The active transmitter module 105 is configured to transmits messages and, generally, social data with little or no human intervention
The active transmitter module 105 is configured to uses machine learning and analytic algorithms to select one or more data communication channels to communicate a composed social data object to an audience or user(s). The data communication channels include, but are not limited to, Internet companies such as FaceBook, Twitter, and Bloomberg. Channel may also include traditional TV, radio, and newspaper publication channels.
The active transmitter module 105 is configured to automatically broaden or narrow the target communication channel(s) to reach a certain target audience or user(s).
The active transmitter module 105 is configured to integrate data and metadata from third party companies or organizations to help enhance channel targeting and user targeting, thereby improving the effectiveness of the social data transmission.
The active transmitter module 105 is configured to apply and transmit unique markers to track composed social data. The markers track the effectiveness of the composed social data, the data communication channel's effectiveness, and ROI (return on investment) effectiveness, among other key performance indicators.

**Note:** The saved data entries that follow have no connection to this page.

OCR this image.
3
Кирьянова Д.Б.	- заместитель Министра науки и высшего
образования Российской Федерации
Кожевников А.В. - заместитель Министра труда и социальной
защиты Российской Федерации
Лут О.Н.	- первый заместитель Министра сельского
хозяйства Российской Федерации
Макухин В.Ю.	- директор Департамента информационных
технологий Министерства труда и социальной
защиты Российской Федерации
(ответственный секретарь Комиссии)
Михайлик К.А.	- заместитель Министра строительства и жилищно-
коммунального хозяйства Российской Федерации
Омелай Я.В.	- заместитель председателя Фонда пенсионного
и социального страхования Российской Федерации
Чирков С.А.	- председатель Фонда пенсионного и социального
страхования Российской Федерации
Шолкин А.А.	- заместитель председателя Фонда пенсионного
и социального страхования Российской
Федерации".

The active transmitter module 105 is configured to automatically recommend the best time or an appropriate time to send/transmit the composed social data.
The active transmitter module 105 is configured to listen and interpret whether the composed social data was successfully received by the data communication channel(s), or viewed/consumer by the user(s), or both.
The active transmitter module 105 is configured to analyse the user response of the composed social data and automatically make changes to the target channel(s) or user(s), or both. In an example, the decision to make changes is based on successful or unsuccessful transmission (receipt by user).
The active transmitter module 105 is configured to filter out certain data communication channel(s) and user(s) for future or subsequent composed social data transmissions.
The active transmitter module 105 is configured to repeat the transmission of previously sent composed social data for N number of times depending upon analytic responses received by the active transmitter module. The value of N in this scenario may be analytically determined.
The active transmitter module 105 is configured to analytically determine a duration of time between each transmission campaign.
The active transmitter module 105 is configured to apply metadata from the active composer module 104 to the transmission of the composed social data, in order to provide further business information enrichment. The metadata includes, but is not limited to, geo data, temporal data, business driven characteristics, unique campaign IDs, keywords, hash tags or equivalents, analytic driven characteristics, etc.
The active transmitter module 105 is configured to scale in size, for example, by using multiple active transmitter modules 105. In other words, although one module 105 is shown in the figures, there may be multiple instances of the same module to accommodate large scale transmission of data.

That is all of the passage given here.